Bush and Cheney were CEOs by background. They did not put a lot of lawyers in policymaking roles around them. The lawyers they did pick, especially in their first term, tended to have these pretty idiosyncratic views of executive power; and, as a result, they’re able to put in these wide-ranging changes, to have the the government run like a business. Overnight, it’s like, “we’re going to have military commissions”; no further ado; no second-guessing.
Obama and his administration are quite the opposite. Obama and Joe Biden, of course, are both lawyers and showed a clear tendency to put lawyers into policymaking roles around them. And this has consequences, having government-by-lawyer and not government-by-CEO. Lawyers are very incremental; lawyers have to really engage with the other side, because they have to prepare for everybody’s argument; they have to value process. That means they are going to be cautious about changing the status quo. They’re going to be cautious about dislodging what Bush has equipped to them.
Does that explain why the Department of Justice under Obama has been so aggressive in prosecuting leakers (or whistleblowers, depending on your perspective)? Because they feel like, well, the law is the law; the process is the process?
Obama has, by this point, overseen nine criminal cases against leakers. That’s compared with three under previous presidents — combined. There was one under Bush. I spent a lot of time going through each case, and I talked to a lot of people on the scene about where [this wave] came from. It had some bureaucratic origin in the second term of the Bush administration.
But, more fundamentally, I think it had to do with changes in technology, and how metadata can make it much easier now to see who is talking to a reporter, who also had access to the information. [Previously, during a leak investigation,] the CIA would hand over most of the files on [potential leakers], but the FBI wouldn’t be able to do anything with those. Now, they can narrow it down to which people have been in contact with the reporter who wrote the story and had access to the information.
So it’s not necessarily a conscious change in policy?
That’s right.
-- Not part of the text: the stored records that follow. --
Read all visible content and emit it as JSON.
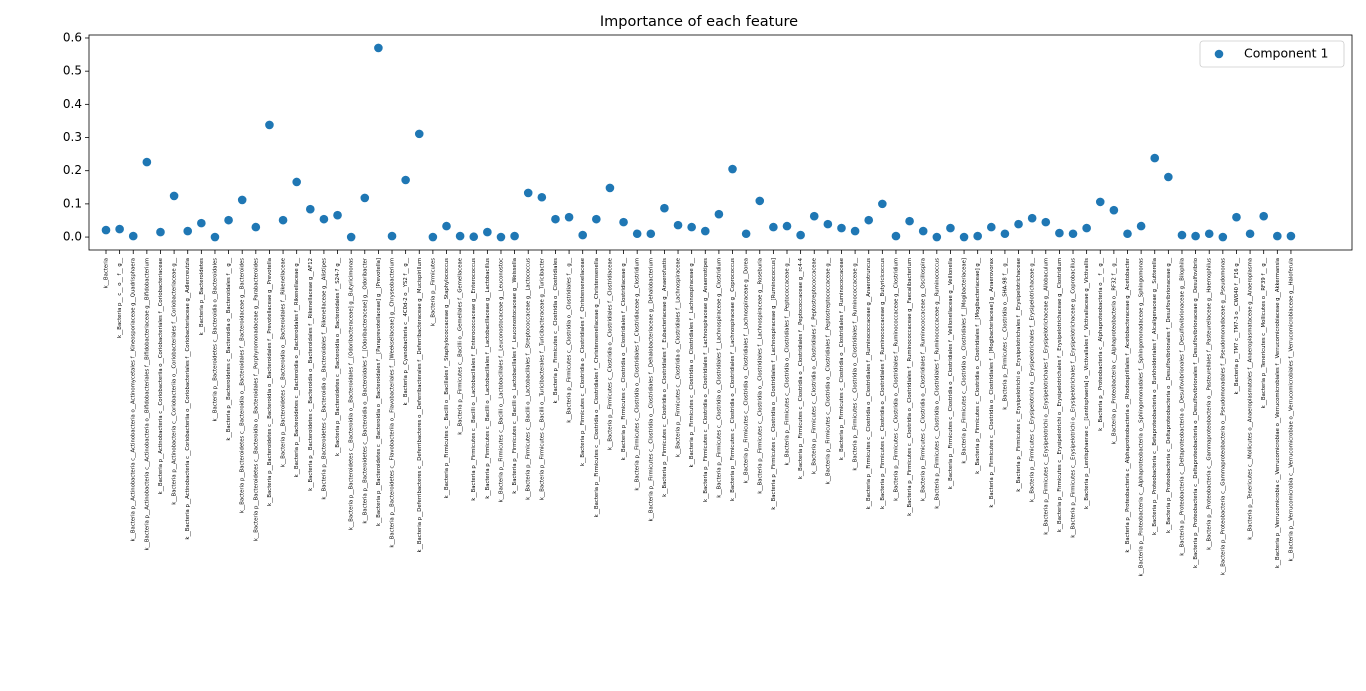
{
  "chart_data": {
    "type": "scatter",
    "title": "Importance of each feature",
    "categories": [
      "k__Bacteria",
      "k__Bacteria p__ c__ o__ f__ g__",
      "k__Bacteria p__Actinobacteria c__Actinobacteria o__Actinomycetales f__Kineosporiaceae g__Quadrisphaera",
      "k__Bacteria p__Actinobacteria c__Actinobacteria o__Bifidobacteriales f__Bifidobacteriaceae g__Bifidobacterium",
      "k__Bacteria p__Actinobacteria c__Coriobacteriia o__Coriobacteriales f__Coriobacteriaceae",
      "k__Bacteria p__Actinobacteria c__Coriobacteriia o__Coriobacteriales f__Coriobacteriaceae g__",
      "k__Bacteria p__Actinobacteria c__Coriobacteriia o__Coriobacteriales f__Coriobacteriaceae g__Adlercreutzia",
      "k__Bacteria p__Bacteroidetes",
      "k__Bacteria p__Bacteroidetes c__Bacteroidia o__Bacteroidales",
      "k__Bacteria p__Bacteroidetes c__Bacteroidia o__Bacteroidales f__ g__",
      "k__Bacteria p__Bacteroidetes c__Bacteroidia o__Bacteroidales f__Bacteroidaceae g__Bacteroides",
      "k__Bacteria p__Bacteroidetes c__Bacteroidia o__Bacteroidales f__Porphyromonadaceae g__Parabacteroides",
      "k__Bacteria p__Bacteroidetes c__Bacteroidia o__Bacteroidales f__Prevotellaceae g__Prevotella",
      "k__Bacteria p__Bacteroidetes c__Bacteroidia o__Bacteroidales f__Rikenellaceae",
      "k__Bacteria p__Bacteroidetes c__Bacteroidia o__Bacteroidales f__Rikenellaceae g__",
      "k__Bacteria p__Bacteroidetes c__Bacteroidia o__Bacteroidales f__Rikenellaceae g__AF12",
      "k__Bacteria p__Bacteroidetes c__Bacteroidia o__Bacteroidales f__Rikenellaceae g__Alistipes",
      "k__Bacteria p__Bacteroidetes c__Bacteroidia o__Bacteroidales f__S24-7 g__",
      "k__Bacteria p__Bacteroidetes c__Bacteroidia o__Bacteroidales f__[Odoribacteraceae] g__Butyricimonas",
      "k__Bacteria p__Bacteroidetes c__Bacteroidia o__Bacteroidales f__[Odoribacteraceae] g__Odoribacter",
      "k__Bacteria p__Bacteroidetes c__Bacteroidia o__Bacteroidales f__[Paraprevotellaceae] g__[Prevotella]",
      "k__Bacteria p__Bacteroidetes c__Flavobacteriia o__Flavobacteriales f__[Weeksellaceae] g__Chryseobacterium",
      "k__Bacteria p__Cyanobacteria c__4C0d-2 o__YS2 f__ g__",
      "k__Bacteria p__Deferribacteres c__Deferribacteres o__Deferribacterales f__Deferribacteraceae g__Mucispirillum",
      "k__Bacteria p__Firmicutes",
      "k__Bacteria p__Firmicutes c__Bacilli o__Bacillales f__Staphylococcaceae g__Staphylococcus",
      "k__Bacteria p__Firmicutes c__Bacilli o__Gemellales f__Gemellaceae",
      "k__Bacteria p__Firmicutes c__Bacilli o__Lactobacillales f__Enterococcaceae g__Enterococcus",
      "k__Bacteria p__Firmicutes c__Bacilli o__Lactobacillales f__Lactobacillaceae g__Lactobacillus",
      "k__Bacteria p__Firmicutes c__Bacilli o__Lactobacillales f__Leuconostocaceae g__Leuconostoc",
      "k__Bacteria p__Firmicutes c__Bacilli o__Lactobacillales f__Leuconostocaceae g__Weissella",
      "k__Bacteria p__Firmicutes c__Bacilli o__Lactobacillales f__Streptococcaceae g__Lactococcus",
      "k__Bacteria p__Firmicutes c__Bacilli o__Turicibacterales f__Turicibacteraceae g__Turicibacter",
      "k__Bacteria p__Firmicutes c__Clostridia o__Clostridiales",
      "k__Bacteria p__Firmicutes c__Clostridia o__Clostridiales f__ g__",
      "k__Bacteria p__Firmicutes c__Clostridia o__Clostridiales f__Christensenellaceae",
      "k__Bacteria p__Firmicutes c__Clostridia o__Clostridiales f__Christensenellaceae g__Christensenella",
      "k__Bacteria p__Firmicutes c__Clostridia o__Clostridiales f__Clostridiaceae",
      "k__Bacteria p__Firmicutes c__Clostridia o__Clostridiales f__Clostridiaceae g__",
      "k__Bacteria p__Firmicutes c__Clostridia o__Clostridiales f__Clostridiaceae g__Clostridium",
      "k__Bacteria p__Firmicutes c__Clostridia o__Clostridiales f__Dehalobacteriaceae g__Dehalobacterium",
      "k__Bacteria p__Firmicutes c__Clostridia o__Clostridiales f__Eubacteriaceae g__Anaerofustis",
      "k__Bacteria p__Firmicutes c__Clostridia o__Clostridiales f__Lachnospiraceae",
      "k__Bacteria p__Firmicutes c__Clostridia o__Clostridiales f__Lachnospiraceae g__",
      "k__Bacteria p__Firmicutes c__Clostridia o__Clostridiales f__Lachnospiraceae g__Anaerostipes",
      "k__Bacteria p__Firmicutes c__Clostridia o__Clostridiales f__Lachnospiraceae g__Clostridium",
      "k__Bacteria p__Firmicutes c__Clostridia o__Clostridiales f__Lachnospiraceae g__Coprococcus",
      "k__Bacteria p__Firmicutes c__Clostridia o__Clostridiales f__Lachnospiraceae g__Dorea",
      "k__Bacteria p__Firmicutes c__Clostridia o__Clostridiales f__Lachnospiraceae g__Roseburia",
      "k__Bacteria p__Firmicutes c__Clostridia o__Clostridiales f__Lachnospiraceae g__[Ruminococcus]",
      "k__Bacteria p__Firmicutes c__Clostridia o__Clostridiales f__Peptococcaceae g__",
      "k__Bacteria p__Firmicutes c__Clostridia o__Clostridiales f__Peptococcaceae g__rc4-4",
      "k__Bacteria p__Firmicutes c__Clostridia o__Clostridiales f__Peptostreptococcaceae",
      "k__Bacteria p__Firmicutes c__Clostridia o__Clostridiales f__Peptostreptococcaceae g__",
      "k__Bacteria p__Firmicutes c__Clostridia o__Clostridiales f__Ruminococcaceae",
      "k__Bacteria p__Firmicutes c__Clostridia o__Clostridiales f__Ruminococcaceae g__",
      "k__Bacteria p__Firmicutes c__Clostridia o__Clostridiales f__Ruminococcaceae g__Anaerotruncus",
      "k__Bacteria p__Firmicutes c__Clostridia o__Clostridiales f__Ruminococcaceae g__Butyricicoccus",
      "k__Bacteria p__Firmicutes c__Clostridia o__Clostridiales f__Ruminococcaceae g__Clostridium",
      "k__Bacteria p__Firmicutes c__Clostridia o__Clostridiales f__Ruminococcaceae g__Faecalibacterium",
      "k__Bacteria p__Firmicutes c__Clostridia o__Clostridiales f__Ruminococcaceae g__Oscillospira",
      "k__Bacteria p__Firmicutes c__Clostridia o__Clostridiales f__Ruminococcaceae g__Ruminococcus",
      "k__Bacteria p__Firmicutes c__Clostridia o__Clostridiales f__Veillonellaceae g__Veillonella",
      "k__Bacteria p__Firmicutes c__Clostridia o__Clostridiales f__[Mogibacteriaceae]",
      "k__Bacteria p__Firmicutes c__Clostridia o__Clostridiales f__[Mogibacteriaceae] g__",
      "k__Bacteria p__Firmicutes c__Clostridia o__Clostridiales f__[Mogibacteriaceae] g__Anaerovorax",
      "k__Bacteria p__Firmicutes c__Clostridia o__SHA-98 f__ g__",
      "k__Bacteria p__Firmicutes c__Erysipelotrichi o__Erysipelotrichales f__Erysipelotrichaceae",
      "k__Bacteria p__Firmicutes c__Erysipelotrichi o__Erysipelotrichales f__Erysipelotrichaceae g__",
      "k__Bacteria p__Firmicutes c__Erysipelotrichi o__Erysipelotrichales f__Erysipelotrichaceae g__Allobaculum",
      "k__Bacteria p__Firmicutes c__Erysipelotrichi o__Erysipelotrichales f__Erysipelotrichaceae g__Clostridium",
      "k__Bacteria p__Firmicutes c__Erysipelotrichi o__Erysipelotrichales f__Erysipelotrichaceae g__Coprobacillus",
      "k__Bacteria p__Lentisphaerae c__[Lentisphaeria] o__Victivallales f__Victivallaceae g__Victivallis",
      "k__Bacteria p__Proteobacteria c__Alphaproteobacteria o__ f__ g__",
      "k__Bacteria p__Proteobacteria c__Alphaproteobacteria o__RF32 f__ g__",
      "k__Bacteria p__Proteobacteria c__Alphaproteobacteria o__Rhodospirillales f__Acetobacteraceae g__Acetobacter",
      "k__Bacteria p__Proteobacteria c__Alphaproteobacteria o__Sphingomonadales f__Sphingomonadaceae g__Sphingomonas",
      "k__Bacteria p__Proteobacteria c__Betaproteobacteria o__Burkholderiales f__Alcaligenaceae g__Sutterella",
      "k__Bacteria p__Proteobacteria c__Deltaproteobacteria o__Desulfovibrionales f__Desulfovibrionaceae g__",
      "k__Bacteria p__Proteobacteria c__Deltaproteobacteria o__Desulfovibrionales f__Desulfovibrionaceae g__Bilophila",
      "k__Bacteria p__Proteobacteria c__Deltaproteobacteria o__Desulfovibrionales f__Desulfovibrionaceae g__Desulfovibrio",
      "k__Bacteria p__Proteobacteria c__Gammaproteobacteria o__Pasteurellales f__Pasteurellaceae g__Haemophilus",
      "k__Bacteria p__Proteobacteria c__Gammaproteobacteria o__Pseudomonadales f__Pseudomonadaceae g__Pseudomonas",
      "k__Bacteria p__TM7 c__TM7-3 o__CW040 f__F16 g__",
      "k__Bacteria p__Tenericutes c__Mollicutes o__Anaeroplasmatales f__Anaeroplasmataceae g__Anaeroplasma",
      "k__Bacteria p__Tenericutes c__Mollicutes o__RF39 f__ g__",
      "k__Bacteria p__Verrucomicrobia c__Verrucomicrobiae o__Verrucomicrobiales f__Verrucomicrobiaceae g__Akkermansia",
      "k__Bacteria p__Verrucomicrobia c__Verrucomicrobiae o__Verrucomicrobiales f__Verrucomicrobiaceae g__Haloferula"
    ],
    "series": [
      {
        "name": "Component 1",
        "color": "#1f77b4",
        "values": [
          0.021,
          0.024,
          0.003,
          0.226,
          0.015,
          0.124,
          0.018,
          0.042,
          0,
          0.051,
          0.112,
          0.03,
          0.338,
          0.051,
          0.166,
          0.084,
          0.054,
          0.066,
          0,
          0.118,
          0.57,
          0.003,
          0.172,
          0.311,
          0,
          0.033,
          0.003,
          0.001,
          0.015,
          0,
          0.003,
          0.133,
          0.12,
          0.054,
          0.06,
          0.006,
          0.054,
          0.148,
          0.045,
          0.01,
          0.01,
          0.087,
          0.036,
          0.03,
          0.018,
          0.069,
          0.205,
          0.01,
          0.109,
          0.03,
          0.033,
          0.006,
          0.063,
          0.039,
          0.027,
          0.018,
          0.051,
          0.1,
          0.003,
          0.048,
          0.018,
          0,
          0.027,
          0,
          0.003,
          0.03,
          0.01,
          0.039,
          0.057,
          0.045,
          0.012,
          0.01,
          0.027,
          0.106,
          0.081,
          0.01,
          0.033,
          0.238,
          0.181,
          0.006,
          0.003,
          0.01,
          0,
          0.06,
          0.01,
          0.063,
          0.003,
          0.003
        ]
      }
    ],
    "ylim": [
      -0.039,
      0.609
    ],
    "yticks": [
      {
        "value": 0,
        "label": "0.0"
      },
      0.1,
      0.2,
      0.3,
      0.4,
      0.5,
      0.6
    ],
    "grid": false,
    "legend": "upper right"
  }
}
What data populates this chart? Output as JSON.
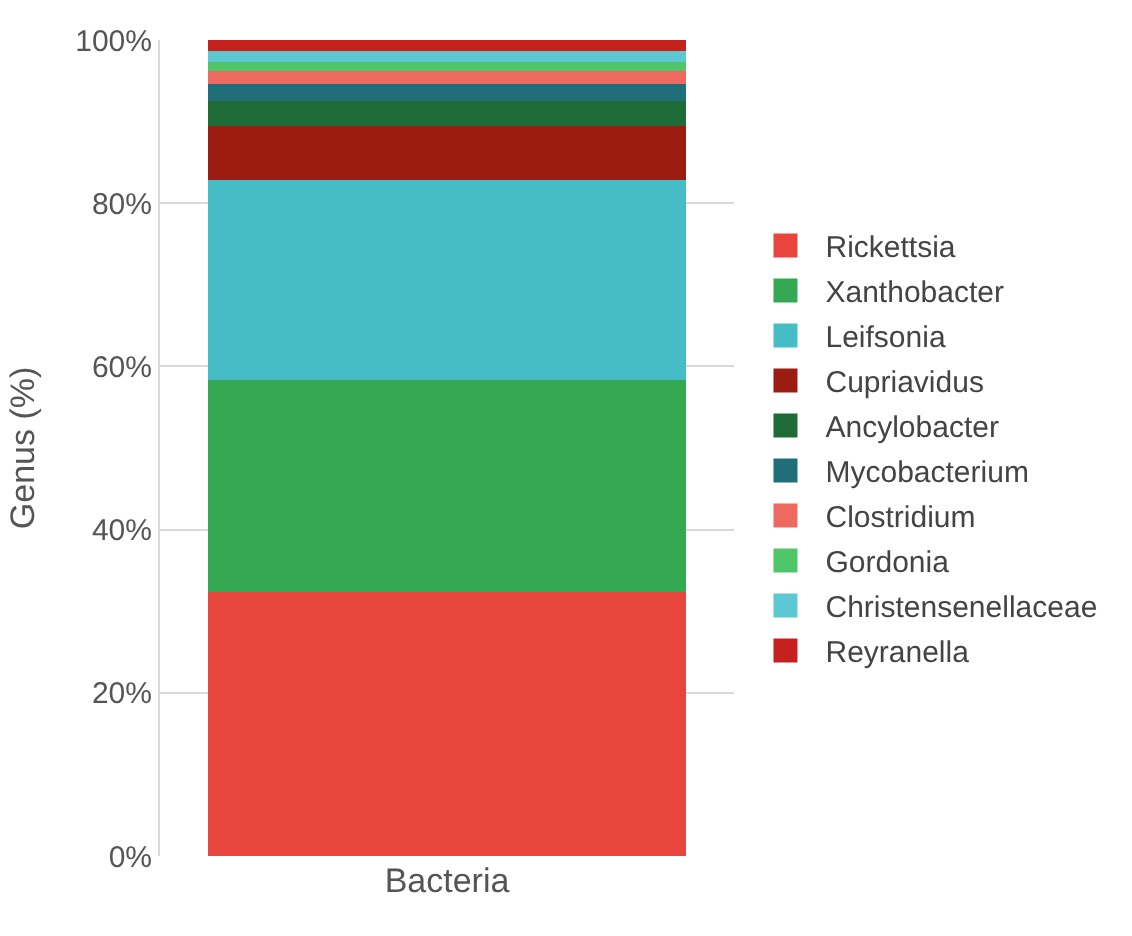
{
  "chart_data": {
    "type": "bar",
    "stacked": true,
    "ylabel": "Genus (%)",
    "categories": [
      "Bacteria"
    ],
    "ylim": [
      0,
      100
    ],
    "yticks": [
      {
        "value": 0,
        "label": "0%"
      },
      {
        "value": 20,
        "label": "20%"
      },
      {
        "value": 40,
        "label": "40%"
      },
      {
        "value": 60,
        "label": "60%"
      },
      {
        "value": 80,
        "label": "80%"
      },
      {
        "value": 100,
        "label": "100%"
      }
    ],
    "grid": "y",
    "legend": "right",
    "series": [
      {
        "name": "Rickettsia",
        "color": "#e8453c",
        "values": [
          32.3
        ]
      },
      {
        "name": "Xanthobacter",
        "color": "#34a853",
        "values": [
          26.0
        ]
      },
      {
        "name": "Leifsonia",
        "color": "#46bdc6",
        "values": [
          24.5
        ]
      },
      {
        "name": "Cupriavidus",
        "color": "#9c1c12",
        "values": [
          6.7
        ]
      },
      {
        "name": "Ancylobacter",
        "color": "#1e6b37",
        "values": [
          3.0
        ]
      },
      {
        "name": "Mycobacterium",
        "color": "#1f6e7a",
        "values": [
          2.1
        ]
      },
      {
        "name": "Clostridium",
        "color": "#ee6a60",
        "values": [
          1.6
        ]
      },
      {
        "name": "Gordonia",
        "color": "#4fc66a",
        "values": [
          1.1
        ]
      },
      {
        "name": "Christensenellaceae",
        "color": "#5cc8d2",
        "values": [
          1.3
        ]
      },
      {
        "name": "Reyranella",
        "color": "#c5221f",
        "values": [
          1.4
        ]
      }
    ]
  }
}
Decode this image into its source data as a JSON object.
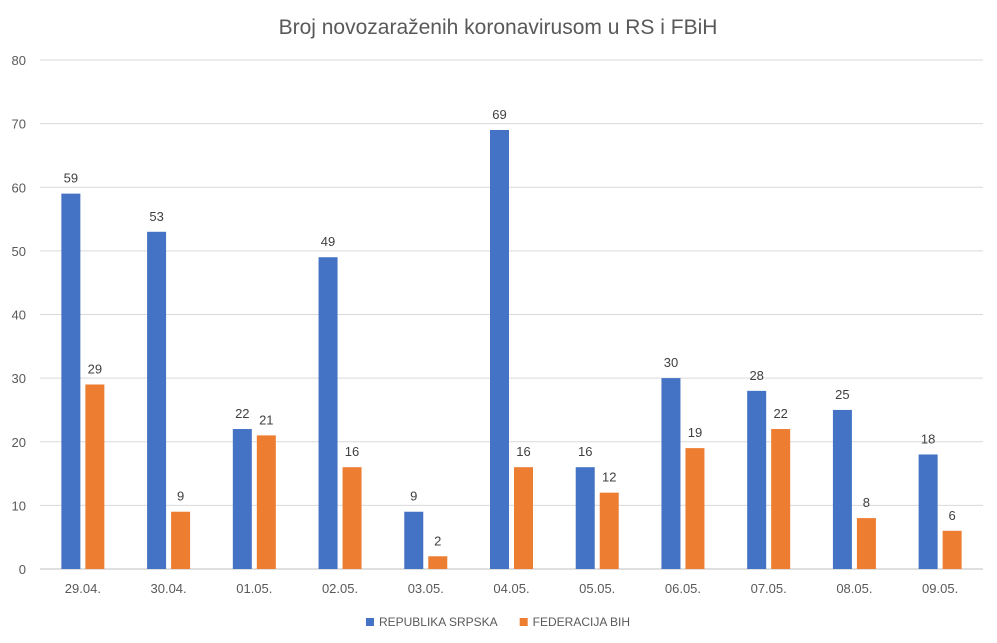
{
  "chart_data": {
    "type": "bar",
    "title": "Broj novozaraženih koronavirusom u RS i FBiH",
    "xlabel": "",
    "ylabel": "",
    "categories": [
      "29.04.",
      "30.04.",
      "01.05.",
      "02.05.",
      "03.05.",
      "04.05.",
      "05.05.",
      "06.05.",
      "07.05.",
      "08.05.",
      "09.05."
    ],
    "series": [
      {
        "name": "REPUBLIKA SRPSKA",
        "color": "#4472c4",
        "values": [
          59,
          53,
          22,
          49,
          9,
          69,
          16,
          30,
          28,
          25,
          18
        ]
      },
      {
        "name": "FEDERACIJA BIH",
        "color": "#ed7d31",
        "values": [
          29,
          9,
          21,
          16,
          2,
          16,
          12,
          19,
          22,
          8,
          6
        ]
      }
    ],
    "ylim": [
      0,
      80
    ],
    "yticks": [
      0,
      10,
      20,
      30,
      40,
      50,
      60,
      70,
      80
    ],
    "grid": true,
    "legend_position": "bottom",
    "data_labels": true
  }
}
I was looking for a meeting or a memo in which Obama himself or even [former Attorney General] Eric Holder actually and deliberately tried to set into motion this track-down [of leakers]. When there’s such a dramatic change — from three cases to nine cases — we all want there to be a central narrative, to believe that it happened on purpose. But I came to the conclusion that that didn’t exist, that it wasn’t a deliberate decision. It wasn’t something Bush did; it wasn’t something Obama did. It’s just the way the world is. It’s part of what we as investigative journalists are now dealing with in the 21st-century environment.
Before I let you go, I wanted to ask you for your thoughts about the so-called deep state, and whether or how it has influenced the president’s decision-making.
I definitely think it’s an interesting factor that people who are out in the world don’t fully understand.
I think there’s a very [mistaken] understanding of how the government works -- which is that the president just does these things. Obama just does it. Once you work [in D.C.] for a while, you understand that that’s widely oversimplified. Most of the time, the president never knows about what’s going on. It could appear [so] at the most superficial level, but it’s really the 150 or so senior and mid-level executive branch officials that he’s appointed who are making these decisions and grappling with these dilemmas.
What you’re adding to that when you bring up [the deep state] is that, underneath, there’s this permanent state of security officials who have their own sort of world and expertise and turf and bureaucratic interests. All these forces encounter each other in ways that don’t reduce to “Bush did this” and “Obama did that.”